Monday, Oct. 09, 1944

First Trial

Maria Wrobel, small, fiftyish, wore a stylish black hat and real silk stockings.

Friedel Souvignier, who is in her middle 40s, sported a blue turban. Blond, 18-year-old Marianne Souvignier's plump legs were bare. Pretty Inger Schoneneberg, 20, wore a black hat on her black hair and a plaid sports skirt. The four trooped nervously into a restaurant on Kornelimun-ster's town square.

The four were defendants last week in the first military court held by the U.S. Army in Germany. Against all of them was the same charge: re-entering their homes, which had been declared out-of-bounds because they were close to military installations.

An American officer, explaining the difference between the U.S. Army's policy toward civilians in Belgium and Germany, had said: "In Belgium we ask them; in Germany we tell them." Now Vienna-born Captain Kurt Walitschek, of the U.S. Army, presiding at the summary military court trial of the four women, was prepared to demonstrate that policy.

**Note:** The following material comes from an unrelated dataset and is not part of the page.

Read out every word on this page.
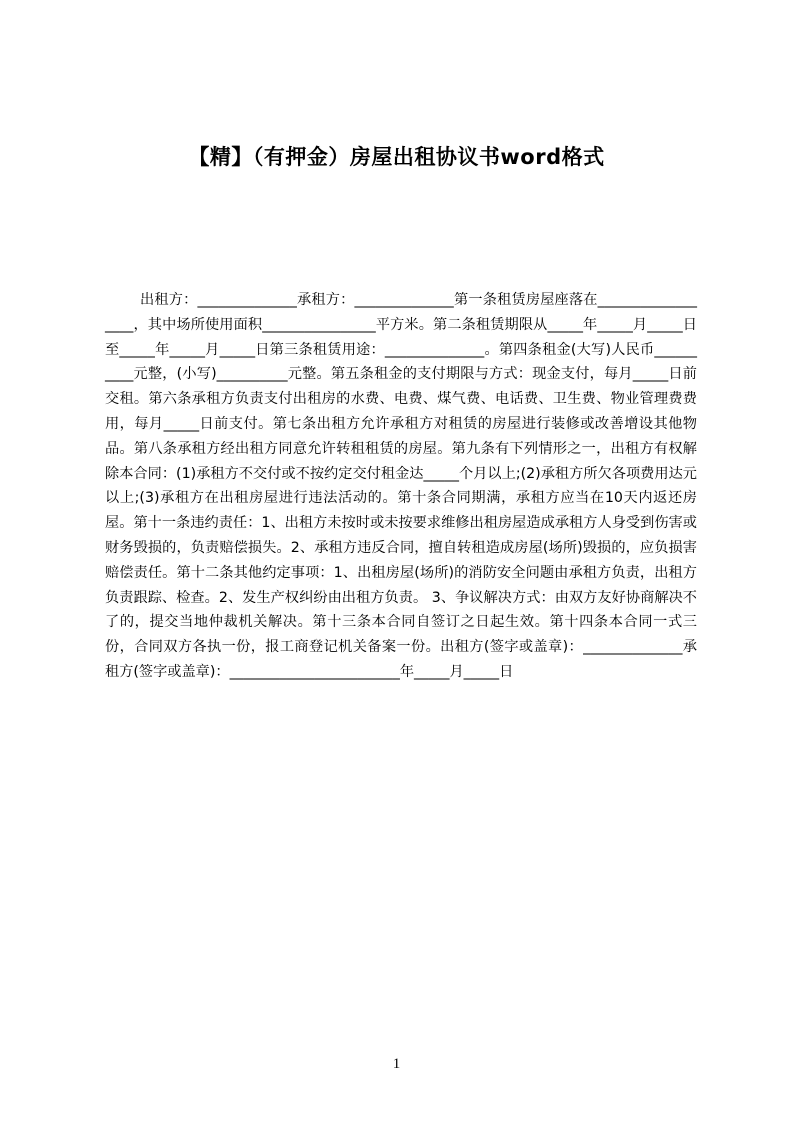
【精】（有押金）房屋出租协议书word格式

出租方：______________承租方：______________第一条租赁房屋座落在__________________，其中场所使用面积________________平方米。第二条租赁期限从_____年_____月_____日至_____年_____月_____日第三条租赁用途：______________。第四条租金(大写)人民币__________元整，(小写)__________元整。第五条租金的支付期限与方式：现金支付，每月_____日前交租。第六条承租方负责支付出租房的水费、电费、煤气费、电话费、卫生费、物业管理费费用，每月_____日前支付。第七条出租方允许承租方对租赁的房屋进行装修或改善增设其他物品。第八条承租方经出租方同意允许转租租赁的房屋。第九条有下列情形之一，出租方有权解除本合同：(1)承租方不交付或不按约定交付租金达_____个月以上;(2)承租方所欠各项费用达元以上;(3)承租方在出租房屋进行违法活动的。第十条合同期满，承租方应当在10天内返还房屋。第十一条违约责任：1、出租方未按时或未按要求维修出租房屋造成承租方人身受到伤害或财务毁损的，负责赔偿损失。2、承租方违反合同，擅自转租造成房屋(场所)毁损的，应负损害赔偿责任。第十二条其他约定事项：1、出租房屋(场所)的消防安全问题由承租方负责，出租方负责跟踪、检查。2、发生产权纠纷由出租方负责。 3、争议解决方式：由双方友好协商解决不了的，提交当地仲裁机关解决。第十三条本合同自签订之日起生效。第十四条本合同一式三份，合同双方各执一份，报工商登记机关备案一份。出租方(签字或盖章)：______________承租方(签字或盖章)：________________________年_____月_____日

1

Witnesses--two MPs--gave their evidence. The women's nattily dressed civilian counsel made no plea, though the women themselves excitedly explained that they had just gone back to their houses to get some clothes. Captain Walitschek listened, found all four guilty, fined them each 2,000 marks ($200) with the alternative of six months in jail. Friedel Souvignier wept, the others protested. The captain was polite but unmoved. He explained to newsmen that he wanted to set an example of severity. This is the way all U.S. Army courts will deal with those Germans who flout its military laws.

Two other Germans were led before Walitschek: 62-year-old Wilhelm Siemens and his nephew, both accused of stealing $2 worth of coal which the U.S. Army had seized. According to the law laid down by General Dwight Eisenhower, the penalty for such a crime may be death. Captain Walitschek referred the case to a higher court.